Big Sky regular season co–champions
- Conference: Big Sky Conference
- Record: 21–11 (9–5 Big Sky)
- Head coach: Neil McCarthy (1st season);
- Home arena: Wildcat Gym

= 1975–76 Weber State Wildcats men's basketball team =

American college basketball season

The 1975–76 Weber State Wildcats men's basketball team represented Weber State College during the 1975–76 NCAA Division I basketball season. Members of the Big Sky Conference, the Wildcats were led by first-year head coach Neil McCarthy and played their home games on campus at Wildcat Gym in Ogden, Utah. They were 20–10 overall in the regular season and 9–5 in conference play.

This was McCarthy's first full season as head coach; he had been promoted in the middle of the previous season, following the sudden resignation of Gene Visscher in late January.

The Wildcats were regular season co-champions with Idaho State and Boise State, and the league champion hosted the new conference tournament. The seeding of the three co-champions for the four-team bracket was done by a random draw in late February, conducted via a Saturday night conference telephone call by commissioner John Roning from Moscow, Idaho.

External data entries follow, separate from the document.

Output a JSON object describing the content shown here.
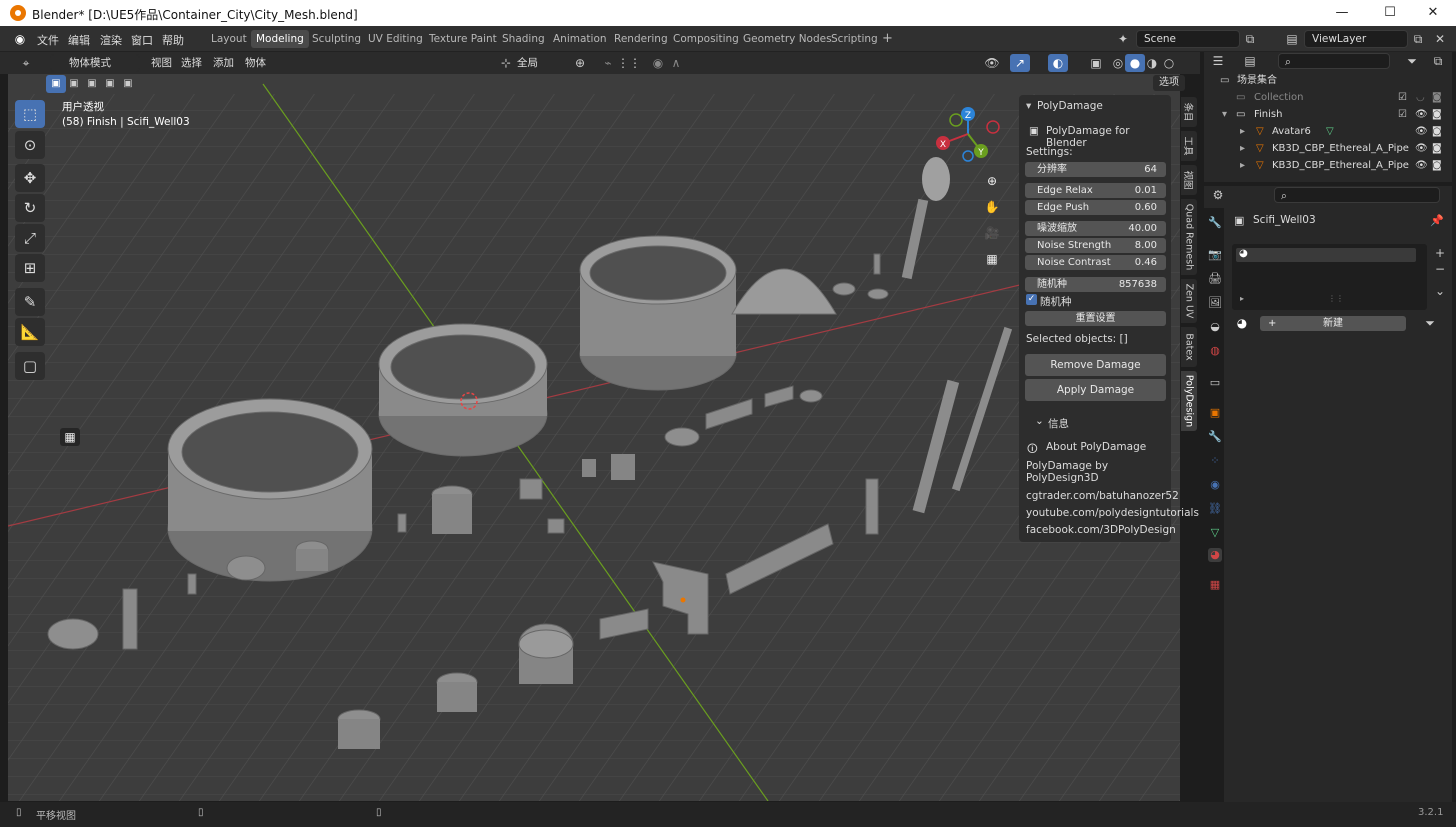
{
  "window": {
    "title": "Blender* [D:\\UE5作品\\Container_City\\City_Mesh.blend]",
    "minimize": "—",
    "maximize": "☐",
    "close": "✕"
  },
  "menubar": {
    "items": [
      "文件",
      "编辑",
      "渲染",
      "窗口",
      "帮助"
    ]
  },
  "workspaces": {
    "tabs": [
      "Layout",
      "Modeling",
      "Sculpting",
      "UV Editing",
      "Texture Paint",
      "Shading",
      "Animation",
      "Rendering",
      "Compositing",
      "Geometry Nodes",
      "Scripting"
    ],
    "active": "Modeling",
    "add": "+"
  },
  "scene": {
    "name": "Scene"
  },
  "viewlayer": {
    "name": "ViewLayer"
  },
  "header": {
    "mode": "物体模式",
    "menus": [
      "视图",
      "选择",
      "添加",
      "物体"
    ],
    "transform_orientation": "全局",
    "options": "选项"
  },
  "viewport": {
    "view_name": "用户透视",
    "object_info": "(58) Finish | Scifi_Well03",
    "gizmo": {
      "x": "X",
      "y": "Y",
      "z": "Z"
    }
  },
  "polydamage": {
    "panel_title": "PolyDamage",
    "subtitle": "PolyDamage for Blender",
    "settings_label": "Settings:",
    "fields": [
      {
        "label": "分辨率",
        "value": "64"
      },
      {
        "label": "Edge Relax",
        "value": "0.01"
      },
      {
        "label": "Edge Push",
        "value": "0.60"
      },
      {
        "label": "噪波缩放",
        "value": "40.00"
      },
      {
        "label": "Noise Strength",
        "value": "8.00"
      },
      {
        "label": "Noise Contrast",
        "value": "0.46"
      },
      {
        "label": "随机种",
        "value": "857638"
      }
    ],
    "random_checkbox": "随机种",
    "reset_button": "重置设置",
    "selected_objects": "Selected objects: []",
    "remove_button": "Remove Damage",
    "apply_button": "Apply Damage",
    "info_title": "信息",
    "about": "About PolyDamage",
    "by": "PolyDamage by PolyDesign3D",
    "links": [
      "cgtrader.com/batuhanozer52",
      "youtube.com/polydesigntutorials",
      "facebook.com/3DPolyDesign"
    ]
  },
  "sidebar_tabs": [
    "条目",
    "工具",
    "视图",
    "Quad Remesh",
    "Zen UV",
    "Batex",
    "PolyDesign"
  ],
  "outliner": {
    "root": "场景集合",
    "rows": [
      {
        "name": "Collection",
        "level": 1
      },
      {
        "name": "Finish",
        "level": 1
      },
      {
        "name": "Avatar6",
        "level": 2
      },
      {
        "name": "KB3D_CBP_Ethereal_A_Pipe",
        "level": 2
      },
      {
        "name": "KB3D_CBP_Ethereal_A_Pipe",
        "level": 2
      }
    ]
  },
  "properties": {
    "object_name": "Scifi_Well03",
    "new_button": "新建"
  },
  "statusbar": {
    "left": "平移视图",
    "version": "3.2.1"
  },
  "colors": {
    "accent": "#4772b3",
    "x_axis": "#c8303f",
    "y_axis": "#6a9e1f",
    "z_axis": "#2c84d9",
    "orange": "#ea7600"
  }
}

Weber was drawn as the top seed, which included the right to host at Wildcat Gym in Ogden. At this time, both Weber and Boise still played in small gymnasiums, while ISU's Minidome had more than double the seating capacity of the others.

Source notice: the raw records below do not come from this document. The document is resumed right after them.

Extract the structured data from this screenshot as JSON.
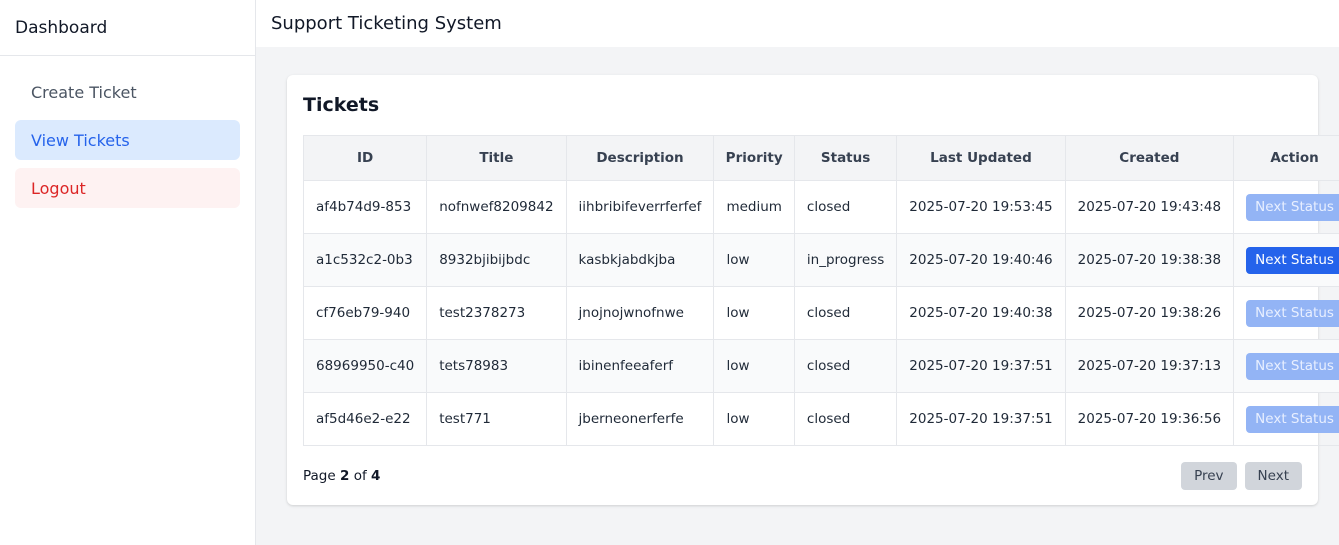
{
  "sidebar": {
    "brand": "Dashboard",
    "items": [
      {
        "label": "Create Ticket"
      },
      {
        "label": "View Tickets"
      },
      {
        "label": "Logout"
      }
    ]
  },
  "header": {
    "title": "Support Ticketing System"
  },
  "main": {
    "title": "Tickets",
    "columns": [
      "ID",
      "Title",
      "Description",
      "Priority",
      "Status",
      "Last Updated",
      "Created",
      "Action"
    ],
    "rows": [
      {
        "id": "af4b74d9-853",
        "title": "nofnwef8209842",
        "description": "iihbribifeverrferfef",
        "priority": "medium",
        "status": "closed",
        "updated": "2025-07-20 19:53:45",
        "created": "2025-07-20 19:43:48",
        "action": "Next Status",
        "action_enabled": false
      },
      {
        "id": "a1c532c2-0b3",
        "title": "8932bjibijbdc",
        "description": "kasbkjabdkjba",
        "priority": "low",
        "status": "in_progress",
        "updated": "2025-07-20 19:40:46",
        "created": "2025-07-20 19:38:38",
        "action": "Next Status",
        "action_enabled": true
      },
      {
        "id": "cf76eb79-940",
        "title": "test2378273",
        "description": "jnojnojwnofnwe",
        "priority": "low",
        "status": "closed",
        "updated": "2025-07-20 19:40:38",
        "created": "2025-07-20 19:38:26",
        "action": "Next Status",
        "action_enabled": false
      },
      {
        "id": "68969950-c40",
        "title": "tets78983",
        "description": "ibinenfeeaferf",
        "priority": "low",
        "status": "closed",
        "updated": "2025-07-20 19:37:51",
        "created": "2025-07-20 19:37:13",
        "action": "Next Status",
        "action_enabled": false
      },
      {
        "id": "af5d46e2-e22",
        "title": "test771",
        "description": "jberneonerferfe",
        "priority": "low",
        "status": "closed",
        "updated": "2025-07-20 19:37:51",
        "created": "2025-07-20 19:36:56",
        "action": "Next Status",
        "action_enabled": false
      }
    ]
  },
  "pagination": {
    "prefix": "Page",
    "current": "2",
    "separator": "of",
    "total": "4",
    "prev_label": "Prev",
    "next_label": "Next"
  },
  "colors": {
    "primary": "#2563eb",
    "primary_disabled": "#93b4f5",
    "active_nav_bg": "#dbeafe",
    "logout_bg": "#fef2f2",
    "logout_text": "#dc2626"
  }
}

The Wildcats defeated fourth-seeded Northern Arizona in the semifinal, but lost to Boise State in the final in double overtime.

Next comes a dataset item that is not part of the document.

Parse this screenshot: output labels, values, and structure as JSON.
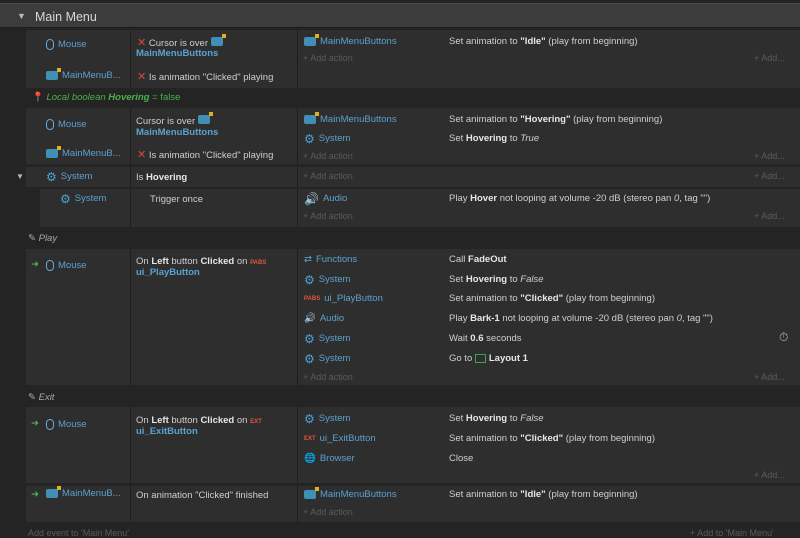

For the third consecutive year, senior forward Jimmie Watts was named to the all-conference team, this time as a unanimous choice. Senior center Al DeWitt was on the second team, and senior forward Paul Marigney was honorable mention.

==Postseason results==

| Date time, TV | Opponent | Result | Record | Site (attendance) city, state |
Big Sky tournament
| Fri, March 5 7:00 pm | Northern Arizona Semifinal | W 63–58 | 21–10 | Wildcat Gym (4,411) Ogden, Utah |
| Sat, March 6 8:00 pm | Boise State Final | L 70–77 ^{2OT} | 21–11 | Wildcat Gym (4,679) Ogden, Utah |
*Non-conference game. ^{#}Rankings from AP poll. (#) Tournament seedings in parentheses. All times are in Mountain time.